I have a fairly simple setup with a 4 EXS servers connected to same NFS datastore on a NetApp storage. I have a debian template that I am deploying virtual machines from accross all hosts. The problem is all hosts get the VMs deployed normally without any problems except for one...lets call it host A. On host A when I try to deploy the VM from template, it takes a long time and it finally errors out with follwoing message
Note: This all hosts are 4.0 and are being managed from vSphere server
Couple of observations:
Thie file in question Linux90.vmdk actually belongs to the template
I try to monitor the progress of VM deployment by observing my /vmfs/volume/.../ directory, I can see that files are being created for new VM however something goes wrong towards the end of the procedure that causes deployment to fail
What files can I look at in order to find the possible cause of this failure? Has anyone seen this before? Please note that there are other hosts where template is being deployed without any problems so I suspect that problem is local to hostA
Thanks for the reply
but I am begining to think that the issue is purely ESX issue with nothing to do with Template deployments, since I am having problem creating VMs from scratch on this particular host
I have the same error while trying to create a new VM on an NFS datastore on NetApp.

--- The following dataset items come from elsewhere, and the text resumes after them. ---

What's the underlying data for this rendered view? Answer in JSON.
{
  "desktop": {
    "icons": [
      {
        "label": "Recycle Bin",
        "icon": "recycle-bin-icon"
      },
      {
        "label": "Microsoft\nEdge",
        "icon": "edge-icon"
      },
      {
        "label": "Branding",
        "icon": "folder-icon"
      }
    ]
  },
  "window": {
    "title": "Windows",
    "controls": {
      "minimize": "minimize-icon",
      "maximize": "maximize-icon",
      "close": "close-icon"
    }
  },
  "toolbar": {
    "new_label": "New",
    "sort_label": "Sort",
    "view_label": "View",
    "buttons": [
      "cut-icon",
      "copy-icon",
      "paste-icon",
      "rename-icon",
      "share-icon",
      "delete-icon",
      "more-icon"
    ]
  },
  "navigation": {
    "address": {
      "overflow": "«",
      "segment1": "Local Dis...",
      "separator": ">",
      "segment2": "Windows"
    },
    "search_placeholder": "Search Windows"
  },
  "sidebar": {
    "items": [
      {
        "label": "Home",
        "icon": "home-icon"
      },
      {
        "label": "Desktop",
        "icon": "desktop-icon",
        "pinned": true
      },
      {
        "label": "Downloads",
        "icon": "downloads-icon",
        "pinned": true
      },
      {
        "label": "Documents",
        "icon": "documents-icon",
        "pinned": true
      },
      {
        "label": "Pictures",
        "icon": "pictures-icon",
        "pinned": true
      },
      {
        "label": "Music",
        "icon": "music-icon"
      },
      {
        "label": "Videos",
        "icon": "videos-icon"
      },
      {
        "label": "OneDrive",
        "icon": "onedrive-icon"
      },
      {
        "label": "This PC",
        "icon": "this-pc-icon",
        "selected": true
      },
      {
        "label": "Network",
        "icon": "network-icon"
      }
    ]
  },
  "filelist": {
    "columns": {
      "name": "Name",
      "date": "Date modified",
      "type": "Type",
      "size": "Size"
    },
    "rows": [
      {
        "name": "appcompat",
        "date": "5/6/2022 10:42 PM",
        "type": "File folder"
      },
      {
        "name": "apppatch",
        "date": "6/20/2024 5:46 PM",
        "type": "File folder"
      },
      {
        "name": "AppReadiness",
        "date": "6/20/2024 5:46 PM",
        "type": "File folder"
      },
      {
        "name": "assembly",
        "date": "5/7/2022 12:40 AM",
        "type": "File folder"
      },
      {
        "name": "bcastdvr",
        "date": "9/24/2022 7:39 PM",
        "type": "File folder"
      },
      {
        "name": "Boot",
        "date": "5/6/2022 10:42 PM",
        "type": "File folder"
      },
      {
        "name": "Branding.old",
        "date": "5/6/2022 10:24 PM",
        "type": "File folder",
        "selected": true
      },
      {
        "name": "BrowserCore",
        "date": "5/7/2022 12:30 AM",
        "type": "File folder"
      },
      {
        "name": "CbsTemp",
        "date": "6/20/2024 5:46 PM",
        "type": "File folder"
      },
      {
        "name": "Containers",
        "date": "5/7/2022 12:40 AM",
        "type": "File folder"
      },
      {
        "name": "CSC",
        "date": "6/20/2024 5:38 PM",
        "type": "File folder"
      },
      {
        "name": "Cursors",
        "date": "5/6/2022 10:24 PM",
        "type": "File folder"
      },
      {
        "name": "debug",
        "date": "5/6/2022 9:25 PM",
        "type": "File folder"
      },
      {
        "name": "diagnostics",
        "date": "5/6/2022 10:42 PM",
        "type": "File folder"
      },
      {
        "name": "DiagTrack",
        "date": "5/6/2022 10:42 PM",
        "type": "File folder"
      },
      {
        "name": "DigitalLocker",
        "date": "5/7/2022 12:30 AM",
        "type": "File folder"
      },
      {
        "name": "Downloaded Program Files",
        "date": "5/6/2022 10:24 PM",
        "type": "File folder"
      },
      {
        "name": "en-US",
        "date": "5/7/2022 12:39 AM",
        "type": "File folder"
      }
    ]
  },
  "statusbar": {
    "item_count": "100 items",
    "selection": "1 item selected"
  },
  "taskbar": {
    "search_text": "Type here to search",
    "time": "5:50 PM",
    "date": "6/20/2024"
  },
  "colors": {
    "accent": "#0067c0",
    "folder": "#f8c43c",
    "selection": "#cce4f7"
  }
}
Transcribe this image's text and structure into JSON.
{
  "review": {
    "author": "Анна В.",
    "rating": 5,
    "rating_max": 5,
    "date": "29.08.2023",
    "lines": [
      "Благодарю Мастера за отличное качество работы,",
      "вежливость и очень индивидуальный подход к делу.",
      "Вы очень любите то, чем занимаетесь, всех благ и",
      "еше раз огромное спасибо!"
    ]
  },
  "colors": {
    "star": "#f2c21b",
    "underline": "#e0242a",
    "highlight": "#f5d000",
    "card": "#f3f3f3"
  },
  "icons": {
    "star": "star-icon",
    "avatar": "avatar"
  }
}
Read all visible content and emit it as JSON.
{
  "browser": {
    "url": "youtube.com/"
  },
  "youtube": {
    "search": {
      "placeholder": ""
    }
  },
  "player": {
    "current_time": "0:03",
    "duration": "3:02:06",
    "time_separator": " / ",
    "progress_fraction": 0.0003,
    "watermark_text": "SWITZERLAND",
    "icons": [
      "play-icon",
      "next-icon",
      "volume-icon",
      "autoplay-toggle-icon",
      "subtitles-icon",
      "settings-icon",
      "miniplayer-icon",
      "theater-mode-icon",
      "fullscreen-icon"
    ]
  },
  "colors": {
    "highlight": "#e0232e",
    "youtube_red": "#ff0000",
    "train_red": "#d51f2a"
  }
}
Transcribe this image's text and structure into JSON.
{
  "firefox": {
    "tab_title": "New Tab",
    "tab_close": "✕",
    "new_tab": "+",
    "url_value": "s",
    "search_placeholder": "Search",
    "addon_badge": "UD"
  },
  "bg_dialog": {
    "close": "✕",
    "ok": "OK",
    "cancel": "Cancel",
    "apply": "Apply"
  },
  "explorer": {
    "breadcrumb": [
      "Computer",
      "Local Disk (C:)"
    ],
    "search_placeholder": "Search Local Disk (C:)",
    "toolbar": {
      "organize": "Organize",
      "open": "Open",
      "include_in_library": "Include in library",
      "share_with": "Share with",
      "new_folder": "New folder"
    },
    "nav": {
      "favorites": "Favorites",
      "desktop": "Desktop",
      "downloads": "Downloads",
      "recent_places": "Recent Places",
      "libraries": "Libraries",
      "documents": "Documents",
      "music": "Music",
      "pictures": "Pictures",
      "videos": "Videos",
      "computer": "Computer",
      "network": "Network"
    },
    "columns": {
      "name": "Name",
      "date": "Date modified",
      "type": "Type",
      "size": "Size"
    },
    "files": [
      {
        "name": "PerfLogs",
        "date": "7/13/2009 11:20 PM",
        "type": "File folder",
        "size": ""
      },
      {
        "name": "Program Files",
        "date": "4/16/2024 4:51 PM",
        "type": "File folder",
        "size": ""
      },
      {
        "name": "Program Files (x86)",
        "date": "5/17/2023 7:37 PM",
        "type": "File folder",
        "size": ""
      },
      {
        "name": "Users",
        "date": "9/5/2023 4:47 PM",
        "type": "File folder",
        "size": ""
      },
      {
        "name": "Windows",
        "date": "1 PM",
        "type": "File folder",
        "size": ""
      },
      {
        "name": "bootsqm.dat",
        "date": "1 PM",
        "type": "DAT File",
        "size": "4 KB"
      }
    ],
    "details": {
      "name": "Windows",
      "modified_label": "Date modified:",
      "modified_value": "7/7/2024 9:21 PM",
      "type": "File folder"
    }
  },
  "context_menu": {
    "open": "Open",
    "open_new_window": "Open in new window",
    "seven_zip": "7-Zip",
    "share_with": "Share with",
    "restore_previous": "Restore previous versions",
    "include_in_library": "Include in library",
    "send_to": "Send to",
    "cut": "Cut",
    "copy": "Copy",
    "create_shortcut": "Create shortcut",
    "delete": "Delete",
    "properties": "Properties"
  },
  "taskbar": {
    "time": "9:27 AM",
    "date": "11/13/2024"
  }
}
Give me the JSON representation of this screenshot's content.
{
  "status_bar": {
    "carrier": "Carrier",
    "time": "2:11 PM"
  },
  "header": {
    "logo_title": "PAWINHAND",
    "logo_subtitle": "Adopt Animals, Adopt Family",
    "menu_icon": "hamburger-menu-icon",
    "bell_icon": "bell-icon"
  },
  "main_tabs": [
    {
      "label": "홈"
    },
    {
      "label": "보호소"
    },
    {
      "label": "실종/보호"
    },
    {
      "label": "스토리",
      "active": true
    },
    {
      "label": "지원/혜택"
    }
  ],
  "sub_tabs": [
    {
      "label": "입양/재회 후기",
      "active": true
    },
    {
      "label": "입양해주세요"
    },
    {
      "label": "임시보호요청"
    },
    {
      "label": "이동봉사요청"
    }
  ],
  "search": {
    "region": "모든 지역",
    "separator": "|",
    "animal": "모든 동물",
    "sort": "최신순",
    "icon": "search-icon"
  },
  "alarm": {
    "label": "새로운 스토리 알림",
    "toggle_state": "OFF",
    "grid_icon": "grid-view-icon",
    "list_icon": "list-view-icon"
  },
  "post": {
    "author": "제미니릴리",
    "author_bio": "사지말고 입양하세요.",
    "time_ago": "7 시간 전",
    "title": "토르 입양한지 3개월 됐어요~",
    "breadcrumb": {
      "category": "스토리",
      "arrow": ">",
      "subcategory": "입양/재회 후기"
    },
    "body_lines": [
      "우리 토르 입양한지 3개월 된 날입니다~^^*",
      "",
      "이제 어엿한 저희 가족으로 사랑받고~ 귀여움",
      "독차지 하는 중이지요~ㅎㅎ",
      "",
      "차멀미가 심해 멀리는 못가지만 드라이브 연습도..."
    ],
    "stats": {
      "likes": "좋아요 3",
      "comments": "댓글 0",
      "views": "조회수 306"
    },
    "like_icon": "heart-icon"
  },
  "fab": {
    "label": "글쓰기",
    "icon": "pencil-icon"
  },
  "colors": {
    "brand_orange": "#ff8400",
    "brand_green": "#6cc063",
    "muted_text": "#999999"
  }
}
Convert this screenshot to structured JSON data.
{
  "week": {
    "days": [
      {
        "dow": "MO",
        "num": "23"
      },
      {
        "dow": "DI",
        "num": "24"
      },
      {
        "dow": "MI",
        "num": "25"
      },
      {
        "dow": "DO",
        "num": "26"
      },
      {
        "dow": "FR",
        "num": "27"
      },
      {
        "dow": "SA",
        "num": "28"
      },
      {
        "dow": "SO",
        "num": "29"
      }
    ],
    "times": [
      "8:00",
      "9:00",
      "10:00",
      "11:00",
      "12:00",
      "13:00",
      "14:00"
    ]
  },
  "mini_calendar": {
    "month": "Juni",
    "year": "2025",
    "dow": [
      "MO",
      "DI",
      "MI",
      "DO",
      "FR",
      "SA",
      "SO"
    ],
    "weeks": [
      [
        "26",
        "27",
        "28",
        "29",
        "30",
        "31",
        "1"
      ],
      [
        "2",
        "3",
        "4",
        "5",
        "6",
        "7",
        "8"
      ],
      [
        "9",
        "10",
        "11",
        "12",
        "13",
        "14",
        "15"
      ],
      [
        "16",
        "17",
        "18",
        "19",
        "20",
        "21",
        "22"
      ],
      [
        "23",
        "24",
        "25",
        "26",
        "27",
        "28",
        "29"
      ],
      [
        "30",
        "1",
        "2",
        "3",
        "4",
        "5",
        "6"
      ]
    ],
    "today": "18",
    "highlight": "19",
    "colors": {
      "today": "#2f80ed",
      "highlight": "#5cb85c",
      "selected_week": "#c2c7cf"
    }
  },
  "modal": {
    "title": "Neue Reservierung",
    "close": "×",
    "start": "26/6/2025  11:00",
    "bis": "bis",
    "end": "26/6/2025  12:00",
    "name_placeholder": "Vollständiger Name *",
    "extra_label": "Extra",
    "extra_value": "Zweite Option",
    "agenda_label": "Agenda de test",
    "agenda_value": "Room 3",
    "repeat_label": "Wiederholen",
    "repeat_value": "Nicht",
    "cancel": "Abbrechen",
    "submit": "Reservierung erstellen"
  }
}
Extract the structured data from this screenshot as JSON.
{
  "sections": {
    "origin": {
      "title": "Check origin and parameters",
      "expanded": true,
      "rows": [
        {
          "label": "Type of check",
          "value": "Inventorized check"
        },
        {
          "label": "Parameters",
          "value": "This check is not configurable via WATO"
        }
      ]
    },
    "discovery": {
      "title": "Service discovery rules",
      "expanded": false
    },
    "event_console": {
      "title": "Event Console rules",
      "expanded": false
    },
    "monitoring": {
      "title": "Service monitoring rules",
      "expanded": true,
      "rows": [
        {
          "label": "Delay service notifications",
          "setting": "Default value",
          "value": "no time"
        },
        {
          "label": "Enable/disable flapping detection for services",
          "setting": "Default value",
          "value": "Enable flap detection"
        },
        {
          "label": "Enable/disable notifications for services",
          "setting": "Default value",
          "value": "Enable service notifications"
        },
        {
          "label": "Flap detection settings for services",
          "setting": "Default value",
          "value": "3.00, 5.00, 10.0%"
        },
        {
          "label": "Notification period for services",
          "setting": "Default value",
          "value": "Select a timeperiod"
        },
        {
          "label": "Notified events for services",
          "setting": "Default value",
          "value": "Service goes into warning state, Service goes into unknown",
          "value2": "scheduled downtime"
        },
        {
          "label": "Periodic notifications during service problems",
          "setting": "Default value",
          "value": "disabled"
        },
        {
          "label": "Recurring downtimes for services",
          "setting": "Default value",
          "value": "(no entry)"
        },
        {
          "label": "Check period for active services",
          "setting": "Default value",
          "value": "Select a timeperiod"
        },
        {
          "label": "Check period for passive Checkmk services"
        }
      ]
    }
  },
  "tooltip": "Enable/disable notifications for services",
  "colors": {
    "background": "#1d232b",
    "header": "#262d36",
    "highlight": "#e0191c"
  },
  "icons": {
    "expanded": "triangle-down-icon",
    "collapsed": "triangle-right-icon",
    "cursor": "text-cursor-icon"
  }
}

The NFS datastore is created OK and you can browse it.
I tried but failed to create a new VM on this NFS datastore. The error is
"Error caused by file. /vmfs/volumes/xxxxxxxx/New Virtual Machine
How is your ESX performance in general? Have you tried deploying a VM to local storage (assuming one is available)? I think my issue is closer to yours, because I too tried to deploy a VM directly on my NFS datastore directly without using a template and got the same error...more so the performance on this ESX box is horrible even though the resources (4GB RAM, 2G CPU) aren't tied up at all. I suspect a bad NiC and trying to troubleshoot the problem now...
I'm not familiar with read ESX log. These 2 message below are the only things that seem relevant to what I was doing.
Jul 8 09:03:53 fox vmkernel: 10:23:19:51.718 cpu1:4105)NFS: 107: Command: (mount) Server: (fox) IP: (10.80.89.4) Path: (/vol/datavol) Label: (nas01nfs) Options: (None)
Jul 8 09:04:23 fox vmkernel: 10:23:20:21.966 cpu0:4105)WARNING: NFS: 898: RPC error 13 (RPC was aborted due to timeout) trying to get port for Mount Program (100005) Version (3) Protocol (TCP) on Server (10.80.89.4)
Turned out it's the NFS/volume permission issue.
Even though the NFS permissions looked right from the NetApp GUI i.e R/W access to all hosts, root access to ESX 4.0 and another Solaris 10 (Sparc) box for my quick NFS admin stuffs.
Somehow the the NFS volume was created with 555 permissions. After I did a 'chmod 777' (from my Solaris box), new VM can be created on it from the vSphere 4.0 client. I don't think I should have to do this but...
In my case, I got this error message when I tried to copy a VM from an iSCSI target on sun storage 7110 down
to the local disk on my ESX4 server... I looked at a lot of complex factors, but it turns out I didnt have enough
local disk space. Duh. Posting this in the hopes it saves
someone time wasted looking for a more complicated explanation.... simplest is best.